Etna

« Mais alors, si le monde n’a absolument aucun sens, qui nous empêche d’en inventer un ? » s’interroge Alice. En intégrant l’héroïne de Lewis Carroll dans sa fascinante « Orestie », présentée à l’Odéon, Romeo Castellucci illustre à merveille l’invention du sens. Pour le dîner, une même singularité s’impose : Etna, à 5 minutes à pied du théâtre.

Pourquoi « Etna » ? Parce que David Rougier, sommelier de son état et maître des lieux, a une fascination pour les vins de cette région. Il a donc créé Etna, bistrot à vins naturels et « cave à manger » (selon la belle définition du « Fooding ») pour donner libre cours à sa passion. Mais ici, singularité oblige, pas de carte des vins : selon le choix des plats et vos goûts, David vous conseille, fait tester et change la bouteille en souriant si cela ne vous plaît pas. Cet homme a tout compris à son métier et à ce qu’il convient de grignoter avec ses vins : les produits des meilleurs producteurs (Thiebault pour les légumes, Polmard pour la viande, Petrossian pour le poisson…), qu’il assemble et sert avec gaieté et générosité.

Vous vous régalerez du tarama de crabe (aérien et goûteux) ; des artichauts et tomates confites (croquants et frais) ; des concombres, radis et betteraves (délicieux, mais un trait de vinaigre balsamique blanc serait préférable au balsamique classique) ; du tartare de bœuf (fondant, avec de la matière, parfaitement assaisonné : un régal) ; du pastrami de veau d’Henry Jacob (tendre et gras : une merveille) ; des coquilles Saint-Jacques fumées (étonnantes).
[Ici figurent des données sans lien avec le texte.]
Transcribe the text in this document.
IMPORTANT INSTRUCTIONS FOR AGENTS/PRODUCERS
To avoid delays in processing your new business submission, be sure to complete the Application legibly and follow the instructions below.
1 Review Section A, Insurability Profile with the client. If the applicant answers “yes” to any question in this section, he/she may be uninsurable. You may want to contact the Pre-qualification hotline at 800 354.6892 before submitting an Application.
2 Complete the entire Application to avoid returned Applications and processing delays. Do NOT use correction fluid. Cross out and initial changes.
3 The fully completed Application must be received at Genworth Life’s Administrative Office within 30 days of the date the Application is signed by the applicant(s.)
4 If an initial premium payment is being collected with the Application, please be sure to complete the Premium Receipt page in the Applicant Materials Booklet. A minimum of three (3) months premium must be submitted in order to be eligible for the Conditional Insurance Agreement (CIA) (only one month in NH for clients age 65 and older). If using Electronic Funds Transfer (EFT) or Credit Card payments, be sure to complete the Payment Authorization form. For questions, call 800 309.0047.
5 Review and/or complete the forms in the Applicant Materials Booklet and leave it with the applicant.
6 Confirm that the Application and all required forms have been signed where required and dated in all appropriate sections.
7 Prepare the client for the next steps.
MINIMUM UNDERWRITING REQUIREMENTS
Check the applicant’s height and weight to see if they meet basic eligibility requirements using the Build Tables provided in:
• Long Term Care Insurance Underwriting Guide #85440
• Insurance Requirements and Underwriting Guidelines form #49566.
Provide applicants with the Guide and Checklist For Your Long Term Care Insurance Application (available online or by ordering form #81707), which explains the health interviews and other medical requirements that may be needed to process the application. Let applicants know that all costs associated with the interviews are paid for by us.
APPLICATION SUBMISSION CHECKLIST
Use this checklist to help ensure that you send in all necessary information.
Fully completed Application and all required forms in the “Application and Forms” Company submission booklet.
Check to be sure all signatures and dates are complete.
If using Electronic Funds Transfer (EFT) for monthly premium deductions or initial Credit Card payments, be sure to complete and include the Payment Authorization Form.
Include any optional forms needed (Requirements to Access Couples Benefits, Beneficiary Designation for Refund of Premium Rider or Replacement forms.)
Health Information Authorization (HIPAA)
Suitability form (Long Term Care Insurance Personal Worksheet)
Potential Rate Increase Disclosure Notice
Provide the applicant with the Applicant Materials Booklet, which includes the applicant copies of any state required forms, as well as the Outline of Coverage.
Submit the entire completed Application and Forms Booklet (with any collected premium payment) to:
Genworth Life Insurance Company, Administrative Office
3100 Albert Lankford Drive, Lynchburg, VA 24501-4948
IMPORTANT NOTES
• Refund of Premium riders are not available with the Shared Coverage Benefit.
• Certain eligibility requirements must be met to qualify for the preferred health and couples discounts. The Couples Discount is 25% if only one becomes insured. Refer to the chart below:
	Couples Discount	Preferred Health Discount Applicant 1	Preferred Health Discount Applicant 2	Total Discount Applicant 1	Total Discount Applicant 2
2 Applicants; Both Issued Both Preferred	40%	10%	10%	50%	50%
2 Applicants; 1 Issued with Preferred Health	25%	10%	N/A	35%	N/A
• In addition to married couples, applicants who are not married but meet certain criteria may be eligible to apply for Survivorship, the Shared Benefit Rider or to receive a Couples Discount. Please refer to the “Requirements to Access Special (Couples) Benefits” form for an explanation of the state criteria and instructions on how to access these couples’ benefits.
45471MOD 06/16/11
Le tout accompagné d’un cheverny d’Hervé Villemade bien droit, à l’acidité parfaite, ou d’un grenache d’Anne Paillet, au nez désarmant mais fruité et agréable.

D’autres merveilles à la carte, notamment rillettes de thon ; foie gras de canard ; saucisson à la truffe ; buns grillés au bœuf séché ou burrata de Salernes et oisettes torréfiées. Pas de dessert mais du fromage : brie de Meaux à la truffe, comté de 36 mois, bleu des Causses – demandez gentiment et avec le sourire, et vous aurez un peu des trois ! Pas de château-chalon avec le comté, mais un étonnant chenin (l’O2 Vigne) 2005 de chêne, oxydatif à souhait.

Après de telles découvertes, le sens de votre soirée s’imposera : surprise et plaisir !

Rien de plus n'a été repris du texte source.